Effective use of available energy from air conditioning condensate in a typical cold storage plant is studied. The condensate quantity was estimated for a 17,580 kW cooling capacity at around 150 to 170 liters per day at an average temperature range of 9 °C to 11 °C. Two eco-friendly phase change materials, namely coconut oil and lauryl alcohol were used to recover energy from the cold condensate. Thermophysical properties of selected phase change materials were studied for both pure samples as well as for samples after 250 cycles. Fourier-Transform Infrared Spectroscopy results confirmed that no chemical reaction took place during and after the thermal cycling and that the PCMs were chemically stable even at 250 cycles. Latent heat of fusion of coconut oil and lauryl alcohol decrease by 10.55% and 52.9% respectively after 250 cycles. The variation in specific heat capacity and thermal conductivity at working range temperatures were observed before and after the thermal cycles and the results are discussed. The charging and discharging studies of PCMs (1 kg each) were carried out at 11±1 °C using a constant temperature water bath with a holding volume of 12 liters. The solidification was found to start at 22.3 °C for coconut oil and 23.1 °C for lauryl alcohol. During the solidification, it was found that coconut oil was supercooled from its actual freezing temperature by 2.6 °C. Due to this supercooling effect, the actual freezing time is prolonged by 25 min for coconut oil. However, no supercooling was observed in lauryl alcohol. Discharging of PCMs was carried out in an ambient environment of 32±1 °C. Melting study revealed that coconut oil and lauryl alcohol were melting at 23.2 °C and 23.8 °C respectively, which is almost equal to the human comfort temperature of 24 °C. However, considering the ecofriendly nature, thermal stability and material compatibility, coconut oil could be a better option compared to lauryl alcohol and other organic PCMs.
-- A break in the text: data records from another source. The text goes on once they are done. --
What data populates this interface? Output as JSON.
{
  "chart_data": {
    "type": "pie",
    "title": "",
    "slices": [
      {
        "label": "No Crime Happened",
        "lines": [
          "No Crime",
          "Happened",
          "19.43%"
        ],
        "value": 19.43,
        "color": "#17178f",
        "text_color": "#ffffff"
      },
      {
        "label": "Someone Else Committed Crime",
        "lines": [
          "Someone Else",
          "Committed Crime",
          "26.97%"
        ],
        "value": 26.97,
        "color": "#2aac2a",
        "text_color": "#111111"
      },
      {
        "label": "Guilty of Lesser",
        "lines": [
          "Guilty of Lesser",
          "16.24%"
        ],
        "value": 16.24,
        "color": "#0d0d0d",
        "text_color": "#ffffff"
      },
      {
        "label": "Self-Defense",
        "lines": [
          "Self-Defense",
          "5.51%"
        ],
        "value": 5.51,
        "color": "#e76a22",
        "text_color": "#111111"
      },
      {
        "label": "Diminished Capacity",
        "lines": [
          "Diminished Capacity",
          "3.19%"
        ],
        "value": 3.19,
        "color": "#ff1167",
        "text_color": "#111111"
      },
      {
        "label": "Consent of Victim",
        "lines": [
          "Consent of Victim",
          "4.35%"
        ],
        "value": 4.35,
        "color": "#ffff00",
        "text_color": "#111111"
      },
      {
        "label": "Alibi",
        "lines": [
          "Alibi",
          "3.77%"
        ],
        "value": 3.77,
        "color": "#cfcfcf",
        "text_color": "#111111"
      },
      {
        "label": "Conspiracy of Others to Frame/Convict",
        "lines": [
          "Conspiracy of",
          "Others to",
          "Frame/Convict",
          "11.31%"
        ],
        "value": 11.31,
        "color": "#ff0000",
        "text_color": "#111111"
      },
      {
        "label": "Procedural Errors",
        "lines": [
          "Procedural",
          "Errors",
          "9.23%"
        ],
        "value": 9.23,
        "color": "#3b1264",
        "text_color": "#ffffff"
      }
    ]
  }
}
研究了在典型的冷库中有效利用空调冷凝水的可用能量。在平均温度范围为9°C至11°C时，估计冷凝量为17,580 kW，每天约150至170升。两种生态友好的相变材料，即椰子油和月桂醇，被用于从冷冷凝物中回收能量。对于纯样品以及250个循环后的样品，都研究了所选相变材料的热物理性质。傅里叶变换红外光谱法的结果证实，在热循环期间和之后均未发生化学反应，并且即使在250次循环后，PCM仍具有化学稳定性。250次循环后，椰子油和月桂醇的熔融潜热分别降低了10.55％和52.9％。在热循环之前和之后观察在工作范围温度下比热容和导热率的变化，并对结果进行讨论。使用容量为12升的恒温水浴在11±1°C下对PCM（每个1 kg）进行充电和放电研究。发现椰子油的固化开始于22.3°C，月桂醇的固化开始于23.1°C。在固化过程中，发现椰子油从其实际冷冻温度过冷了2.6°C。由于这种过冷效果，椰子油的实际冷冻时间延长了25分钟。但是，在月桂醇中没有观察到过冷。PCM的放电是在32±1°C的环境中进行的。融化研究表明，椰子油和月桂醇分别在23.2°C和23.8°C熔化，这几乎等于人类舒适的24°C温度。但是，考虑到环保性，热稳定性和材料相容性，与月桂醇和其他有机PCM相比，椰子油可能是更好的选择。